Early postperfusion assessment of gas exchange and postoperative extubation outcome following coronary artery surgery
Piotr Knapik, James B. Richardson, Ian McLellan
Med Sci Monit 1998; 4(4): CR684-687
Available online: 1998-07-01
Background:Patients for elective coronary artery bypass grafting (CABG) with good preoperative lung function are foreseen as candidates for early extubation. However, individual reaction of the patient's lung and impairment of gas exchange caused by extracorporeal perfusion is another important and unpredictable factor.
Material/Methods:100 patients with normal lung function who underwent uncomplicated CABG were studied postoperatively and retrospectively to find out whether first postoperative arterial oxygen tension on 100% oxygen may indicate the duration of required respiratory support. All patients were extubated on the basis of conventional criteria.

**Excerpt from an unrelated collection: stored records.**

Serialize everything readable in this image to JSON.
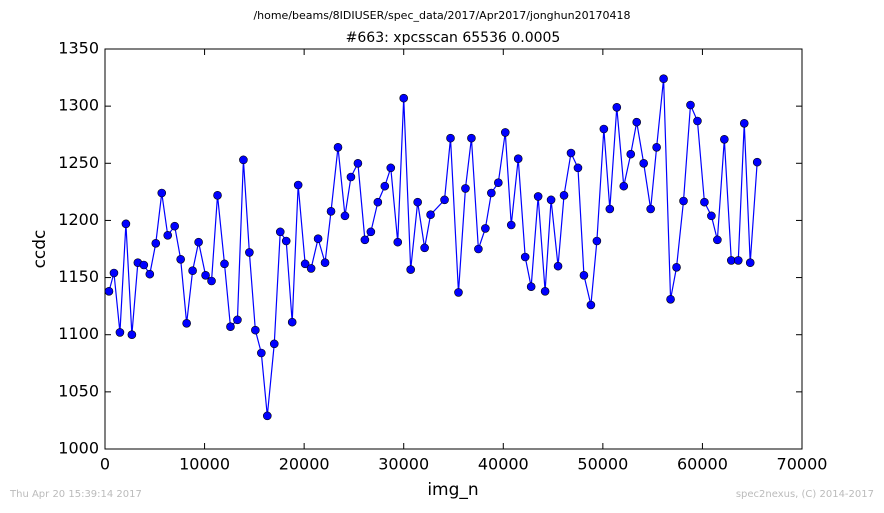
{
  "chart_data": {
    "type": "line",
    "title": "/home/beams/8IDIUSER/spec_data/2017/Apr2017/jonghun20170418",
    "subtitle": "#663: xpcsscan 65536 0.0005",
    "x_label": "img_n",
    "y_label": "ccdc",
    "footer_left": "Thu Apr 20 15:39:14 2017",
    "footer_right": "spec2nexus, (C) 2014-2017",
    "color": "#0000ff",
    "x": [
      400,
      900,
      1500,
      2100,
      2700,
      3300,
      3900,
      4500,
      5100,
      5700,
      6300,
      7000,
      7600,
      8200,
      8800,
      9400,
      10100,
      10700,
      11300,
      12000,
      12600,
      13300,
      13900,
      14500,
      15100,
      15700,
      16300,
      17000,
      17600,
      18200,
      18800,
      19400,
      20100,
      20700,
      21400,
      22100,
      22700,
      23400,
      24100,
      24700,
      25400,
      26100,
      26700,
      27400,
      28100,
      28700,
      29400,
      30000,
      30700,
      31400,
      32100,
      32700,
      34100,
      34700,
      35500,
      36200,
      36800,
      37500,
      38200,
      38800,
      39500,
      40200,
      40800,
      41500,
      42200,
      42800,
      43500,
      44200,
      44800,
      45500,
      46100,
      46800,
      47500,
      48100,
      48800,
      49400,
      50100,
      50700,
      51400,
      52100,
      52800,
      53400,
      54100,
      54800,
      55400,
      56100,
      56800,
      57400,
      58100,
      58800,
      59500,
      60200,
      60900,
      61500,
      62200,
      62900,
      63600,
      64200,
      64800,
      65500
    ],
    "values": [
      1138,
      1154,
      1102,
      1197,
      1100,
      1163,
      1161,
      1153,
      1180,
      1224,
      1187,
      1195,
      1166,
      1110,
      1156,
      1181,
      1152,
      1147,
      1222,
      1162,
      1107,
      1113,
      1253,
      1172,
      1104,
      1084,
      1029,
      1092,
      1190,
      1182,
      1111,
      1231,
      1162,
      1158,
      1184,
      1163,
      1208,
      1264,
      1204,
      1238,
      1250,
      1183,
      1190,
      1216,
      1230,
      1246,
      1181,
      1307,
      1157,
      1216,
      1176,
      1205,
      1218,
      1272,
      1137,
      1228,
      1272,
      1175,
      1193,
      1224,
      1233,
      1277,
      1196,
      1254,
      1168,
      1142,
      1221,
      1138,
      1218,
      1160,
      1222,
      1259,
      1246,
      1152,
      1126,
      1182,
      1280,
      1210,
      1299,
      1230,
      1258,
      1286,
      1250,
      1210,
      1264,
      1324,
      1131,
      1159,
      1217,
      1301,
      1287,
      1216,
      1204,
      1183,
      1271,
      1165,
      1165,
      1285,
      1163,
      1251
    ],
    "xlim": [
      0,
      70000
    ],
    "ylim": [
      1000,
      1350
    ],
    "xticks": [
      0,
      10000,
      20000,
      30000,
      40000,
      50000,
      60000,
      70000
    ],
    "yticks": [
      1000,
      1050,
      1100,
      1150,
      1200,
      1250,
      1300,
      1350
    ]
  }
}
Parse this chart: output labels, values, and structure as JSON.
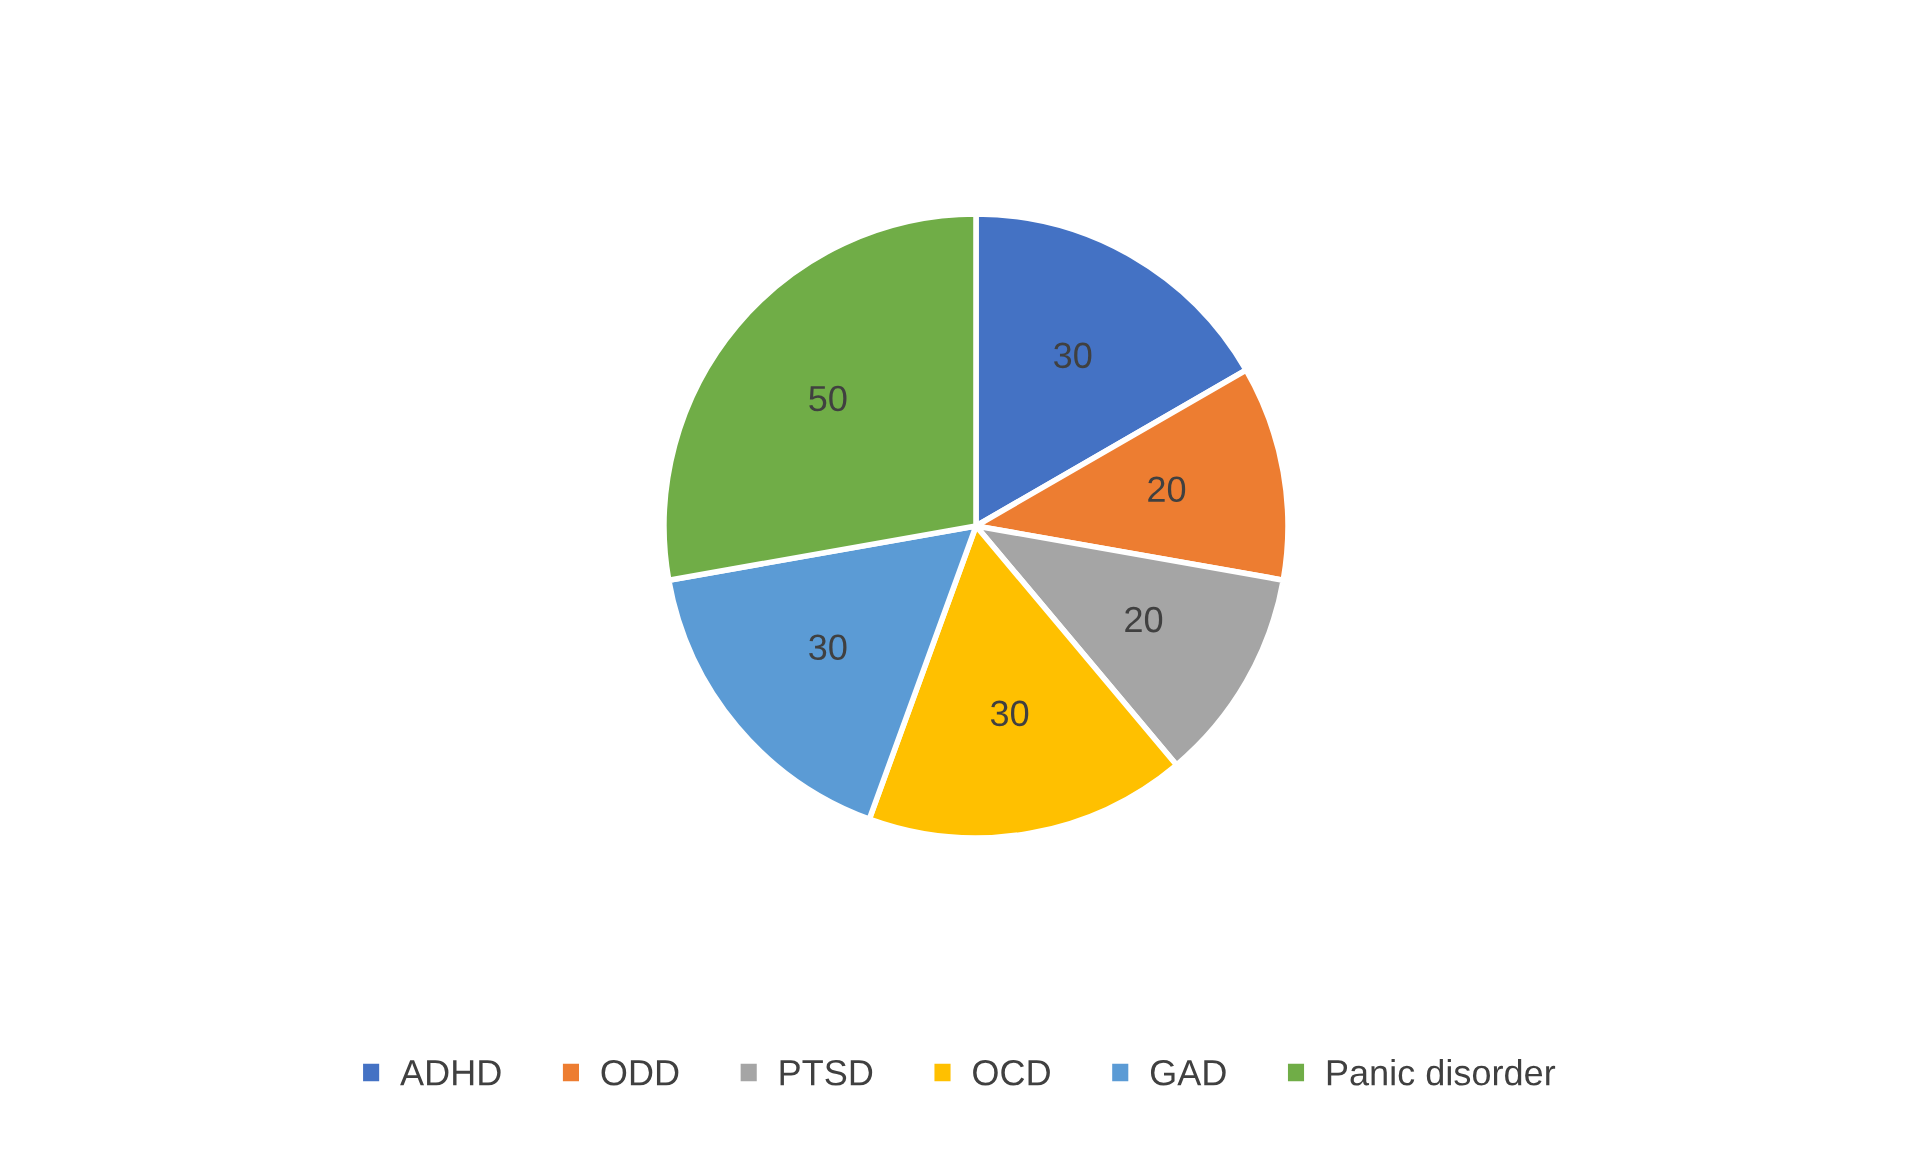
{
  "chart_data": {
    "type": "pie",
    "categories": [
      "ADHD",
      "ODD",
      "PTSD",
      "OCD",
      "GAD",
      "Panic disorder"
    ],
    "values": [
      30,
      20,
      20,
      30,
      30,
      50
    ],
    "colors": [
      "#4472c4",
      "#ed7d31",
      "#a5a5a5",
      "#ffc000",
      "#5b9bd5",
      "#70ad47"
    ],
    "data_labels": true,
    "legend": "bottom"
  }
}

Results: Correlation of oxygen tension to the time of ventilation was found to be significant. Comparison of the duration of postoperative ventilatory support for different ranges of oxygen tension resulted in significant differences between ranges with a narrow standard deviation for the group with high postoperative oxygen tension.
Conclusions: We concluded that the first postperfusion oxygen tension may be recognized as a simple and reasonably reliable predicting factor for the period of postoperative ventilation, especially if it exceeds 30 kPa in patients following uncomplicated CABG.